1 ggplot in 3 easy steps (maybe 2 easy steps)

1.1 aesthetic: what you want to graph (e.g. x, y, z).
1.2 geom: how you want to graph it.
1.3 options: optional titles, themes, etc.

2 Background

3 A Simple Quick Example

4 Call The Relevant Libraries

5 Now We Simulate Some Data

6 The Essential Idea Of ggplot2 Is Simple.

6.1 ggplot2 Starts By Calling The Aesthetic.
6.2 We Then Call The geom

7 Examples

7.1 One Continuous Variable At A Time

7.1.1 Dotplot
7.1.2 Add Some Options
7.1.3 Different Geoms

7.1.3.1 Histogram
7.1.3.2 Density
7.1.3.3 Violin Plot
7.1.3.4 Beeswarm

7.2 One Categorical Variable at a Time
7.3 A Categorical Variable and A Continuous Variable

7.3.1 Barchart

7.4 Two Continuous Variables At A Time

7.4.1 Basic Scatterplot
7.4.2 Add Some Options
7.4.3 Try A Smoother
7.4.4 Try A Density Plot

7.4.4.1 Simple Density
7.4.4.2 Filled Density
7.4.4.3 Add Points
7.4.4.4 Use a Raster Geom Instead

7.4.5 Try a Hexagon Geom
7.4.6 Combine Points and Smoother And Add Some Themes

7.4.6.1 Themes Included With ggplot2
7.4.6.2 Themes requiring ggthemes()

7.5 Two Continous Variables And A Third Categorical Variable

7.5.1 Modify the aesthetic to include group.
7.5.2 Add facets or “small multiples” by group

8 There Is A Lot More That Can Be Done With ggplot2

1 ggplot in 3 easy steps (maybe 2 easy steps)
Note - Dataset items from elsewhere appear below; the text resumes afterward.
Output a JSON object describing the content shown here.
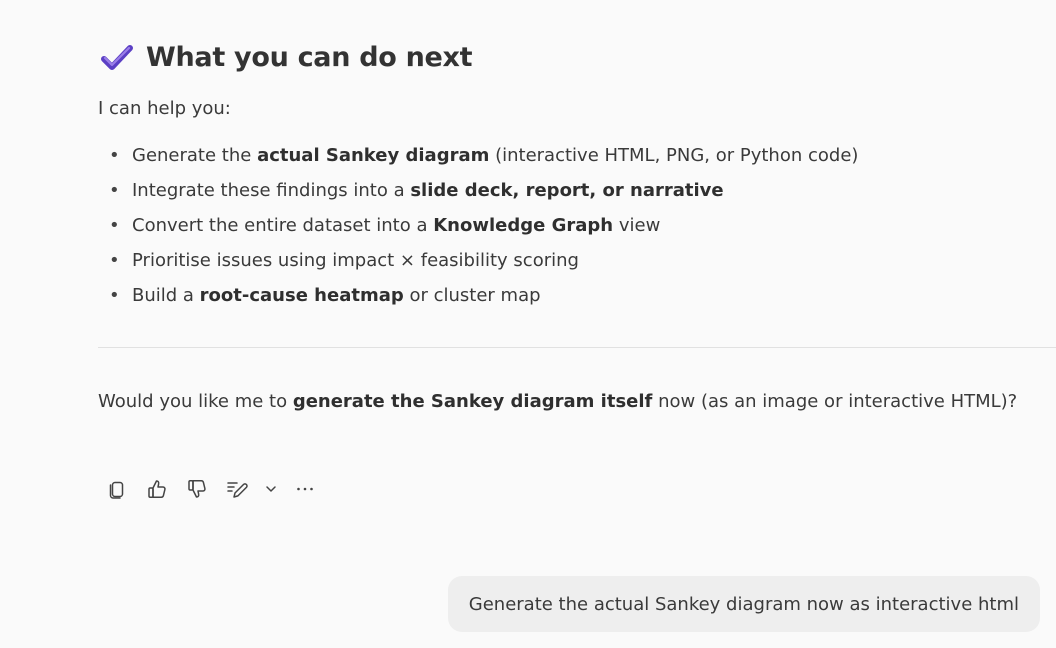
{
  "section": {
    "icon": "checkmark-icon",
    "title": "What you can do next"
  },
  "intro": "I can help you:",
  "options": [
    {
      "pre": "Generate the ",
      "bold": "actual Sankey diagram",
      "post": " (interactive HTML, PNG, or Python code)"
    },
    {
      "pre": "Integrate these findings into a ",
      "bold": "slide deck, report, or narrative",
      "post": ""
    },
    {
      "pre": "Convert the entire dataset into a ",
      "bold": "Knowledge Graph",
      "post": " view"
    },
    {
      "pre": "Prioritise issues using impact × feasibility scoring",
      "bold": "",
      "post": ""
    },
    {
      "pre": "Build a ",
      "bold": "root-cause heatmap",
      "post": " or cluster map"
    }
  ],
  "question": {
    "pre": "Would you like me to ",
    "bold": "generate the Sankey diagram itself",
    "post": " now (as an image or interactive HTML)?"
  },
  "actions": {
    "copy_icon": "copy-icon",
    "like_icon": "thumbs-up-icon",
    "dislike_icon": "thumbs-down-icon",
    "edit_icon": "edit-pen-icon",
    "dropdown_icon": "chevron-down-icon",
    "more_icon": "more-ellipsis-icon"
  },
  "user_message": "Generate the actual Sankey diagram now as interactive html",
  "colors": {
    "check_dark": "#5b3fc4",
    "check_light": "#9a7ee8",
    "background": "#fafafa",
    "bubble": "#eeeeee"
  }
}
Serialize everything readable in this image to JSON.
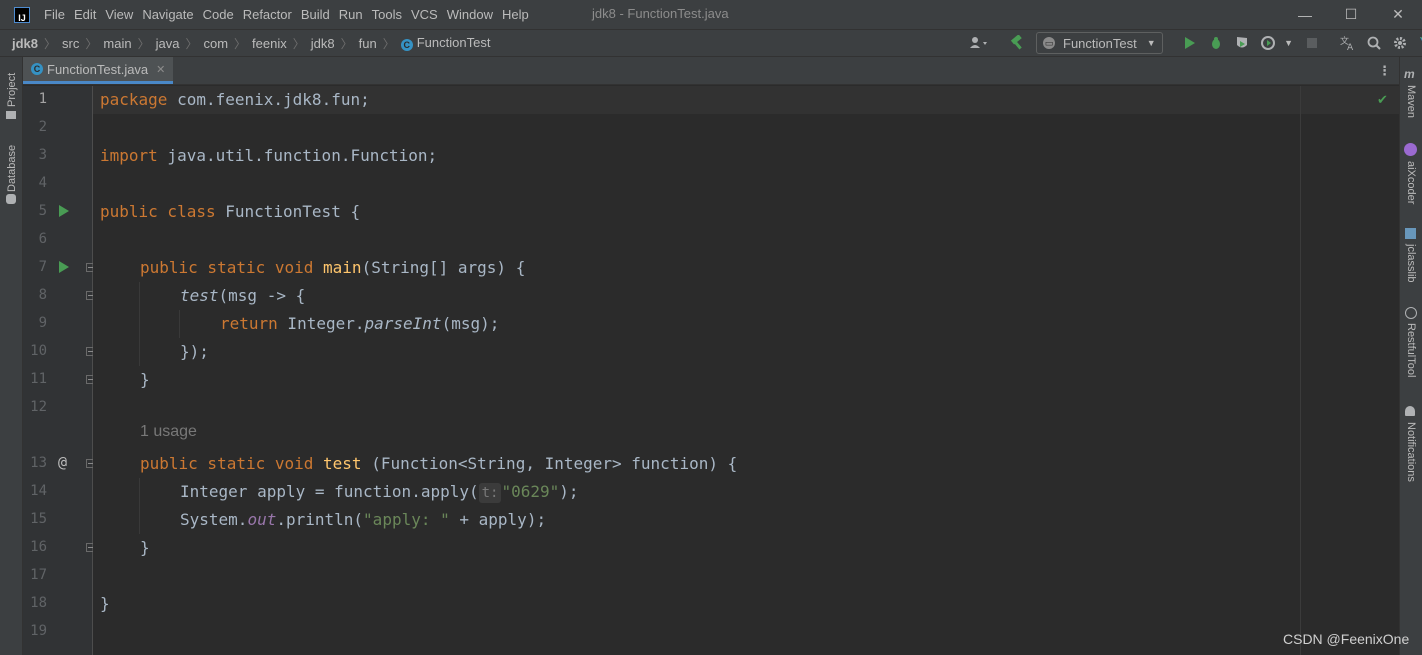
{
  "menubar": {
    "logo": "IJ",
    "items": [
      "File",
      "Edit",
      "View",
      "Navigate",
      "Code",
      "Refactor",
      "Build",
      "Run",
      "Tools",
      "VCS",
      "Window",
      "Help"
    ],
    "title": "jdk8 - FunctionTest.java",
    "controls": {
      "minimize": "—",
      "maximize": "☐",
      "close": "✕"
    }
  },
  "navbar": {
    "breadcrumbs": [
      "jdk8",
      "src",
      "main",
      "java",
      "com",
      "feenix",
      "jdk8",
      "fun",
      "FunctionTest"
    ],
    "run_config": "FunctionTest"
  },
  "left_tool_windows": [
    "Project",
    "Database"
  ],
  "right_tool_windows": [
    "Maven",
    "aiXcoder",
    "jclasslib",
    "RestfulTool",
    "Notifications"
  ],
  "tabs": [
    {
      "label": "FunctionTest.java",
      "active": true
    }
  ],
  "gutter": {
    "line_numbers": [
      "1",
      "2",
      "3",
      "4",
      "5",
      "6",
      "7",
      "8",
      "9",
      "10",
      "11",
      "12",
      "13",
      "14",
      "15",
      "16",
      "17",
      "18",
      "19"
    ]
  },
  "code": {
    "line1": {
      "kw": "package",
      "rest": " com.feenix.jdk8.fun;"
    },
    "line3": {
      "kw": "import",
      "rest": " java.util.function.Function;"
    },
    "line5": {
      "kw": "public class",
      "rest": " FunctionTest {"
    },
    "line7": {
      "kw": "public static void",
      "fn": "main",
      "rest": "(String[] args) {"
    },
    "line8": {
      "it": "test",
      "rest": "(msg -> {"
    },
    "line9": {
      "kw": "return",
      "a": " Integer.",
      "it": "parseInt",
      "b": "(msg);"
    },
    "line10": {
      "text": "});"
    },
    "line11": {
      "text": "}"
    },
    "usage": "1 usage",
    "line13": {
      "kw": "public static void",
      "fn": "test",
      "rest": " (Function<String, Integer> function) {"
    },
    "line14": {
      "a": "Integer apply = function.apply(",
      "hint": "t:",
      "str": "\"0629\"",
      "b": ");"
    },
    "line15": {
      "a": "System.",
      "fld": "out",
      "b": ".println(",
      "str": "\"apply: \"",
      "c": " + apply);"
    },
    "line16": {
      "text": "}"
    },
    "line18": {
      "text": "}"
    }
  },
  "watermark": "CSDN @FeenixOne",
  "colors": {
    "background": "#2b2b2b",
    "keyword": "#cc7832",
    "function": "#ffc66d",
    "string": "#6a8759",
    "field": "#9876aa",
    "run": "#499c54"
  }
}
1.1 aesthetic: what you want to graph (e.g. x, y, z).

1.2 geom: how you want to graph it.

1.3 options: optional titles, themes, etc.

2 Background

R has a number of graphing libraries, including base graphics that are installed whenever you install R.

ggplot2, is a graphing library in R that makes beautiful graphs. ggplot2 graph syntax can be formidably complex, with a somewhat steep learning curve.
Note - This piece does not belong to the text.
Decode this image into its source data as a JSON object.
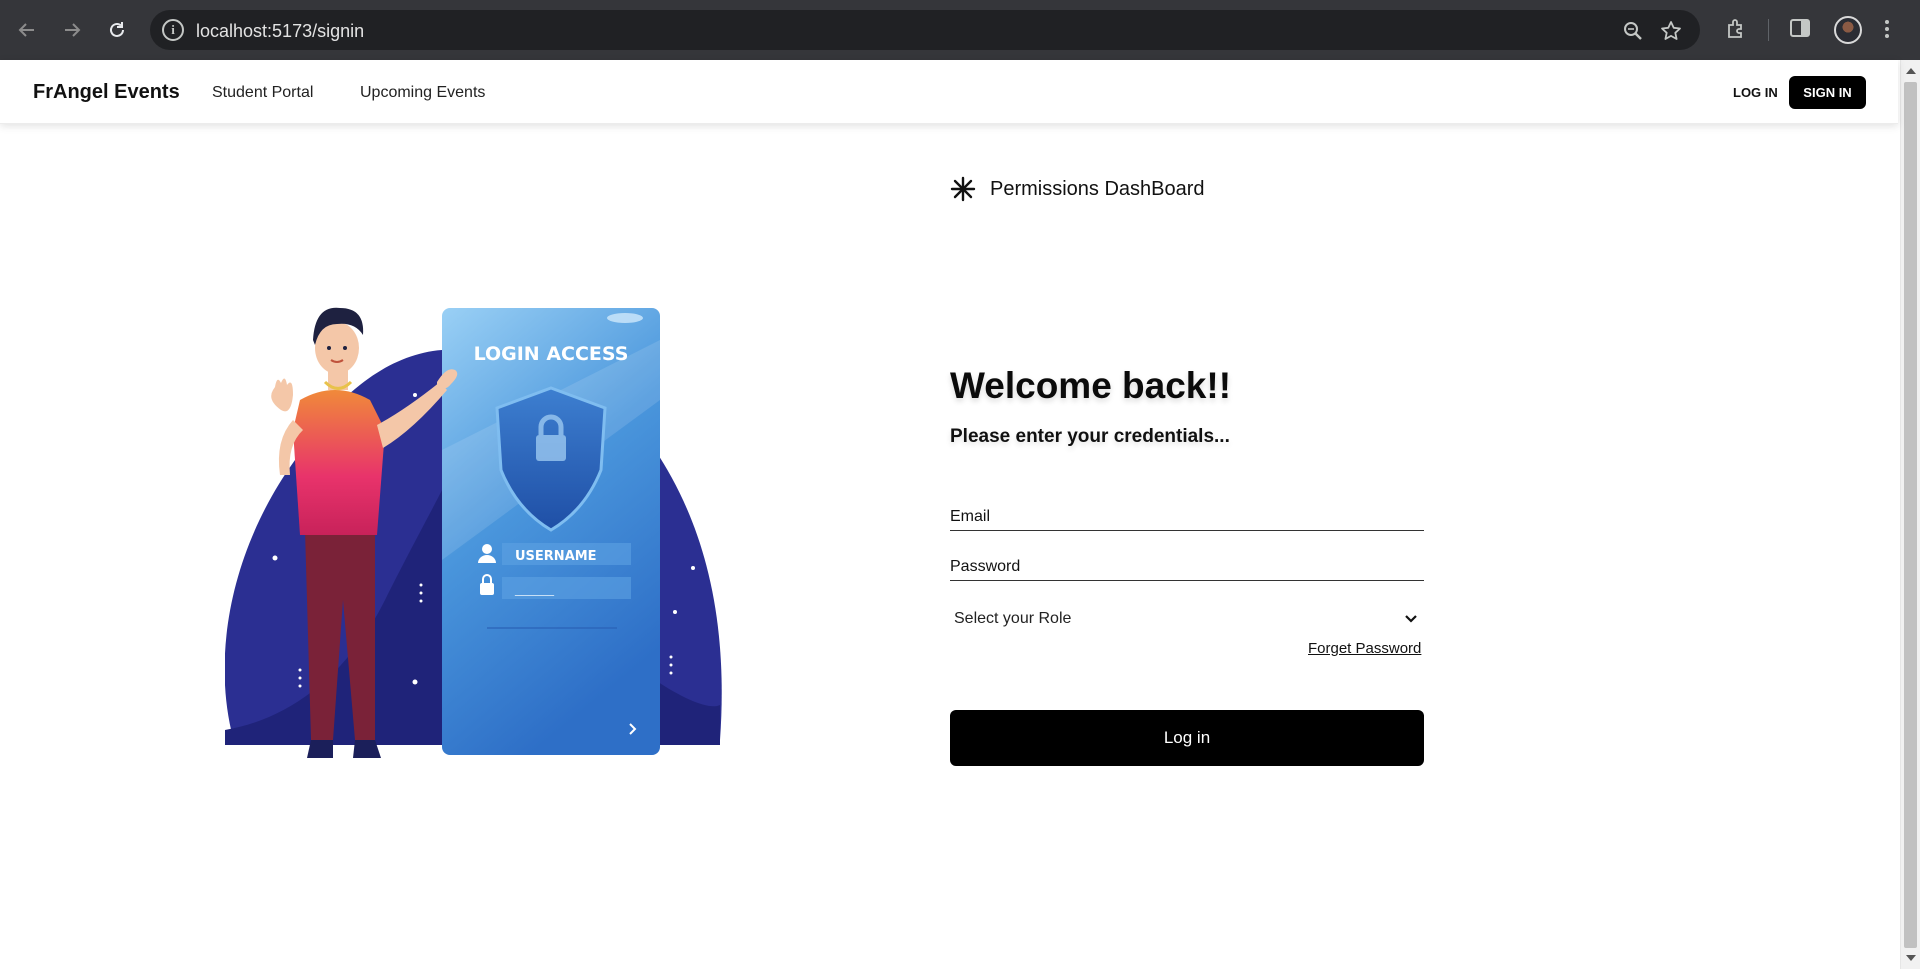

That being said, learning ggplot2 is worth the effort for a couple of reasons. First, the graphs are beautiful. Second, ggplot2’s syntax, though seemingly arcane at times, forces you to think about the nature of your data, and the ideas that you are graphing. Lastly, a little bit of knowledge about ggplot2 can go a long way, and can build a powerful foundation for future learning.

3 A Simple Quick Example

The intent of this tutorial is to build the foundation of this idea that:

A little bit of ggplot can go a long way

and to give you a simple introduction to the idea that any ggplot graph is composed of:

an aesthetic + a geom or two + other optional elements like titles and themes.
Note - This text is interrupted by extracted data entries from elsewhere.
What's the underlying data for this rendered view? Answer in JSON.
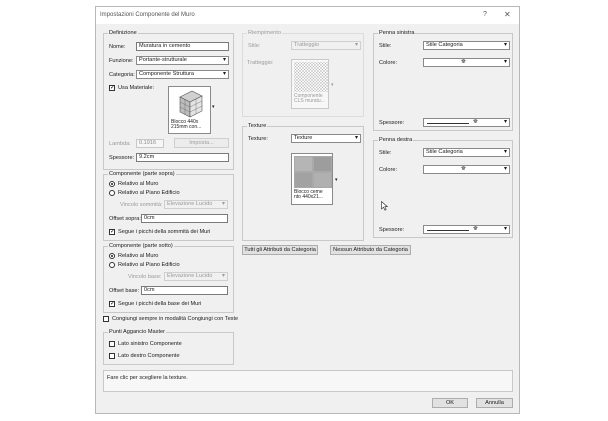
{
  "dialog": {
    "title": "Impostazioni Componente del Muro",
    "help": "?",
    "close": "✕"
  },
  "definition": {
    "legend": "Definizione",
    "name_label": "Nome:",
    "name_value": "Muratura in cemento",
    "function_label": "Funzione:",
    "function_value": "Portante-strutturale",
    "category_label": "Categoria:",
    "category_value": "Componente Struttura",
    "use_material_label": "Usa Materiale:",
    "use_material_checked": true,
    "material_tile_caption": "Blocco 440x\n215mm con...",
    "lambda_label": "Lambda:",
    "lambda_value": "0.1916",
    "settings_button": "Imposta...",
    "thickness_label": "Spessore:",
    "thickness_value": "9.2cm"
  },
  "upper": {
    "legend": "Componente (parte sopra)",
    "radio_wall": "Relativo al Muro",
    "radio_floor": "Relativo al Piano Edificio",
    "selected": "wall",
    "constraint_label": "Vincolo sommità:",
    "constraint_value": "Elevazione Lucido",
    "offset_label": "Offset sopra:",
    "offset_value": "0cm",
    "follow_label": "Segue i picchi della sommità dei Muri",
    "follow_checked": true
  },
  "lower": {
    "legend": "Componente (parte sotto)",
    "radio_wall": "Relativo al Muro",
    "radio_floor": "Relativo al Piano Edificio",
    "selected": "wall",
    "constraint_label": "Vincolo base:",
    "constraint_value": "Elevazione Lucido",
    "offset_label": "Offset base:",
    "offset_value": "0cm",
    "follow_label": "Segue i picchi della base dei Muri",
    "follow_checked": true
  },
  "join_label": "Congiungi sempre in modalità Congiungi con Teste",
  "anchor": {
    "legend": "Punti Aggancio Master",
    "left_label": "Lato sinistro Componente",
    "right_label": "Lato destro Componente"
  },
  "hatching": {
    "legend": "Riempimento",
    "style_label": "Stile:",
    "style_value": "Tratteggio",
    "hatch_label": "Tratteggio:",
    "tile_caption": "Componente\nCLS muratu..."
  },
  "texture": {
    "legend": "Texture",
    "label": "Texture:",
    "value": "Texture",
    "tile_caption": "Blocco ceme\nnto 440x21..."
  },
  "buttons": {
    "all_attributes": "Tutti gli Attributi da Categoria",
    "no_attributes": "Nessun Attributo da Categoria",
    "ok": "OK",
    "cancel": "Annulla"
  },
  "pen_left": {
    "legend": "Penna sinistra",
    "style_label": "Stile:",
    "style_value": "Stile Categoria",
    "color_label": "Colore:",
    "thickness_label": "Spessore:"
  },
  "pen_right": {
    "legend": "Penna destra",
    "style_label": "Stile:",
    "style_value": "Stile Categoria",
    "color_label": "Colore:",
    "thickness_label": "Spessore:"
  },
  "info_text": "Fare clic per scegliere la texture.",
  "icons": {
    "dropdown": "chevron-down-icon",
    "checkmark": "checkmark-icon",
    "paint_bucket": "paint-bucket-icon"
  }
}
So, as a quick and simple example…

library(ggplot2)

ggplot(my_demo_data, # the data that I am using
       aes(x = my_outcome)) + # aesthetic: what I am graphing
  geom_histogram(fill = "red", # geom: how I am graphing it
                 color = "black") 

And now, with titles…

ggplot(my_demo_data, # the data that I am using
       aes(x = my_outcome)) + # aesthetic: what I am graphing
  geom_histogram(fill = "red", # geom: how I am graphing it
                 color = "black") +
  labs(title = "Your Title Here",
       subtitle = "Your Subtitle Here",
       caption = "A Caption, If You Want One",
       x = "my outcome",
       y = "count")

This document is a very brief introduction to the basic ideas of ggplot2. More information about ggplot can be found here. More ggplot2 examples can be found here.

4 Call The Relevant Libraries

You will need a few R libraries to work in ggplot. You may only need library(ggplot2), but some of these other libraries may also be helpful.

library(ggplot2) # beautiful graphs

library(ggthemes) # nice themes for ggplot2

library(ggbeeswarm) # "beeswarm" plots

library(cowplot) # arrrange graphs

library(pander) # nice tables

library(psych) # nice table of descriptive statistics

5 Now We Simulate Some Data

In this example, we simulate some data. But your own learning of ggplot will progress more quickly if you use data that you have access to, on an issue that you care about.

Here are the first few rows of simulated data:

# simulated data

N <- 500 # set sample size 

predictor <- rnorm(n = N, mean = 100, sd = 25) # n, mean, sd

group <- rbinom(n = N, 1, .5) # n, number of trials, probability

outcome <- predictor + 
  10 * group +
  rnorm(n=N, 
        mean = 0, 
        sd = 15) # outcome is a function of predictor + group + error

group <- factor(group)

mydata <- data.frame(predictor, outcome, group) # make data frame 

pander(head(mydata, 10)) # nice looking table of first few rows of data

predictor	outcome	group
81.64	50.28	0
112.7	126.2	0
92.26	116.6	0
115.5	125.7	0
71.83	54.52	0
97.61	101.1	0
109.8	104	1
129.3	153.9	1
91.53	110.7	0
122.2	119.4	0

6 The Essential Idea Of ggplot2 Is Simple.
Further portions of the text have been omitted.